Luckily, we got an answer from none other than China's central bank, which on Monday said that China’s banking sector is "showing signs of strain", with more than 13% of 4,379 lenders now considered “high risk” by the central bank.
In other words, take the 5 banks listed above which either suffered a bank run and/or were bailed out or nationalized, and add to them over 500 which are about to suffer the same fate.
As Bloomberg reports, in the PBOC's its 2019 China Financial Stability Report, the high risk category contains 586 banks and financing firms, most of which are smaller rural institutions. The report also comically noted that one bank got a "D" grade this year, meaning it went bankrupt, was taken over or lost its license. No banks were named in the report.

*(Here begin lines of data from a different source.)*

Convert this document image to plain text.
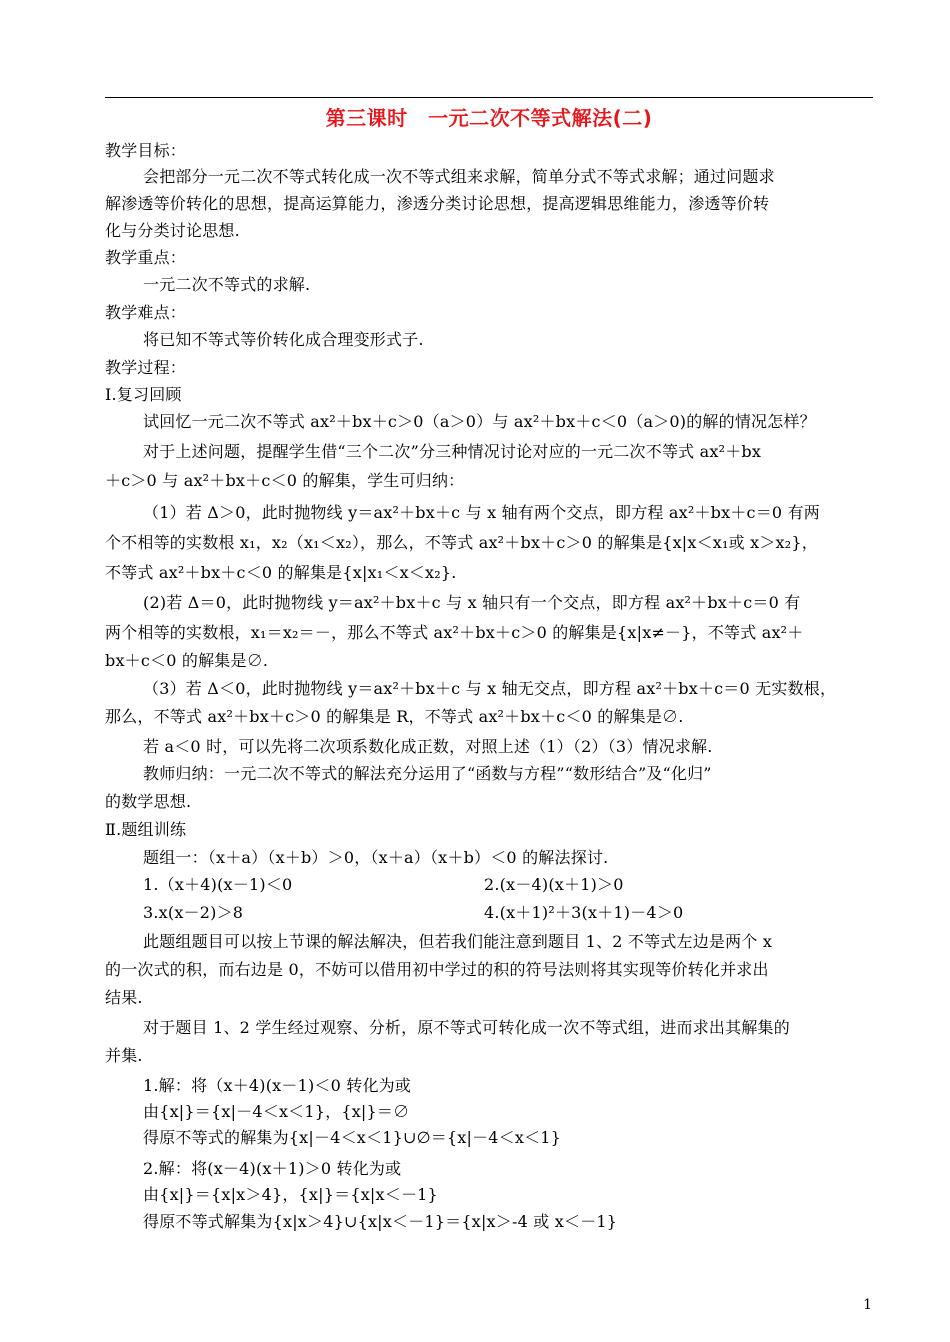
第三课时　一元二次不等式解法(二)
教学目标：
会把部分一元二次不等式转化成一次不等式组来求解，简单分式不等式求解；通过问题求
解渗透等价转化的思想，提高运算能力，渗透分类讨论思想，提高逻辑思维能力，渗透等价转
化与分类讨论思想.
教学重点：
一元二次不等式的求解.
教学难点：
将已知不等式等价转化成合理变形式子.
教学过程：
Ⅰ.复习回顾
试回忆一元二次不等式 ax²＋bx＋c＞0（a＞0）与 ax²＋bx＋c＜0（a＞0)的解的情况怎样？
对于上述问题，提醒学生借“三个二次”分三种情况讨论对应的一元二次不等式 ax²＋bx
＋c＞0 与 ax²＋bx＋c＜0 的解集，学生可归纳：
（1）若 Δ＞0，此时抛物线 y＝ax²＋bx＋c 与 x 轴有两个交点，即方程 ax²＋bx＋c＝0 有两
个不相等的实数根 x₁，x₂（x₁＜x₂），那么，不等式 ax²＋bx＋c＞0 的解集是{x|x＜x₁或 x＞x₂}，
不等式 ax²＋bx＋c＜0 的解集是{x|x₁＜x＜x₂}.
(2)若 Δ＝0，此时抛物线 y＝ax²＋bx＋c 与 x 轴只有一个交点，即方程 ax²＋bx＋c＝0 有
两个相等的实数根，x₁＝x₂＝－，那么不等式 ax²＋bx＋c＞0 的解集是{x|x≠－}，不等式 ax²＋
bx＋c＜0 的解集是∅.
（3）若 Δ＜0，此时抛物线 y＝ax²＋bx＋c 与 x 轴无交点，即方程 ax²＋bx＋c＝0 无实数根，
那么，不等式 ax²＋bx＋c＞0 的解集是 R，不等式 ax²＋bx＋c＜0 的解集是∅.
若 a＜0 时，可以先将二次项系数化成正数，对照上述（1）（2）（3）情况求解.
教师归纳：一元二次不等式的解法充分运用了“函数与方程”“数形结合”及“化归”
的数学思想.
Ⅱ.题组训练
题组一：（x＋a）（x＋b）＞0，（x＋a）（x＋b）＜0 的解法探讨.
1.（x＋4)(x－1)＜0	2.(x－4)(x＋1)＞0
3.x(x－2)＞8	4.(x＋1)²＋3(x＋1)－4＞0
此题组题目可以按上节课的解法解决，但若我们能注意到题目 1、2 不等式左边是两个 x
的一次式的积，而右边是 0，不妨可以借用初中学过的积的符号法则将其实现等价转化并求出
结果.
对于题目 1、2 学生经过观察、分析，原不等式可转化成一次不等式组，进而求出其解集的
并集.
1.解：将（x＋4)(x－1)＜0 转化为或
由{x|}＝{x|－4＜x＜1}，{x|}＝∅
得原不等式的解集为{x|－4＜x＜1}∪∅＝{x|－4＜x＜1}
2.解：将(x－4)(x＋1)＞0 转化为或
由{x|}＝{x|x＞4}，{x|}＝{x|x＜－1}
得原不等式解集为{x|x＞4}∪{x|x＜－1}＝{x|x＞-4 或 x＜－1}
1
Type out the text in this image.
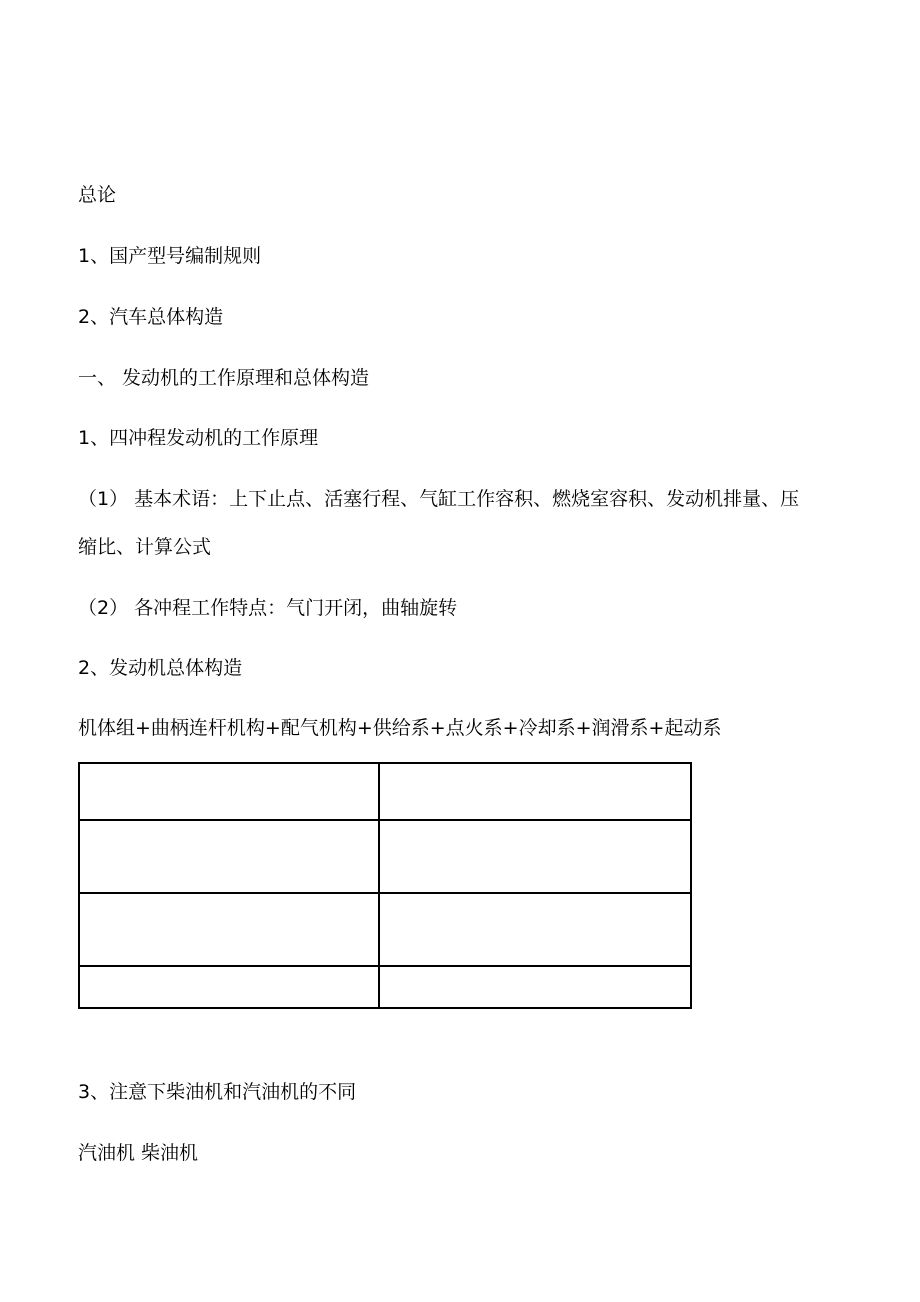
总论
1、国产型号编制规则
2、汽车总体构造
一、 发动机的工作原理和总体构造
1、四冲程发动机的工作原理
（1） 基本术语：上下止点、活塞行程、气缸工作容积、燃烧室容积、发动机排量、压
缩比、计算公式
（2） 各冲程工作特点：气门开闭，曲轴旋转
2、发动机总体构造
机体组+曲柄连杆机构+配气机构+供给系+点火系+冷却系+润滑系+起动系

3、注意下柴油机和汽油机的不同
汽油机 柴油机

And here is why the next global financial crisis will likely start in some backward Chinese province best known for its massively polluting coal plants, ghost cities and made up GDP data: while foreign and private banks are seen as relatively safe, more than one third of rural lenders were rated "high risk," or those which are near failure.
Additionally, some medium- and small-sized financial institutions received poor ratings because of the slowing economy, with small lenders more sensitive to swings in the economy.
What did the PBOC do with this doomsday list? As Bloomberg reports, the central bank notified each bank of its rating, and required some to increase capital, reduce bad loans, limit dividends and even change management. In short, trillions in Chinese bank (non performing) assets are about to mysteriously disappear off the books while hundreds of local banks scramble to inject liquidity in their balance sheets, effectively removing free liquidity from the interbank market.
Separately, the PBOC also stress tested 30 medium- and large-sized banks in the first half of 2019. In the base-case scenario, assuming GDP growth dropped to 5.3% - or well above where China's real GDP is now - nine out of 30 major banks failed and saw their capital adequacy ratio drop to 13.47% from 14.43%. In the worst-case scenario, assuming GDP growth of 4.15%, or less than 2% below the latest official GDP print, more than half of China's banks, or 17 out of the 30 major banks failed the test. So with the entire Chinese financial system roughly $40 trillion, this suggests that China now has a rather insurmountable $20 trillion problem on its hands.
Separately, a liquidity stress test at 1,171 banks, representing nearly three-quarters of China’s banking sector by assets, showed that 90 failed in the base-case and 159 in the worst-case scenario.
According to the central bank, it made progress in containing financial risks in the past year, but warned that some potential threats require more time to eliminate. Financial risks can “occur easily” and more frequently as the economy cools and the risk of a slowdown in global growth increases, it said, clearly offering a very non-subtle hint of what is coming.
Faced with this complex situation, the central bank said that it should “stay cool-headed” to keep a balance between economic growth and risk control. It also means that the PBOC is now trapped - on one hand it can't cut rates further as it will push even more small banks into insolvent as per the "doom loop" described earlier, on the other it can't hike rates as then the entire economy would slow, resulting in unprecedented devastation and tens of trillions in bank assets wiped out.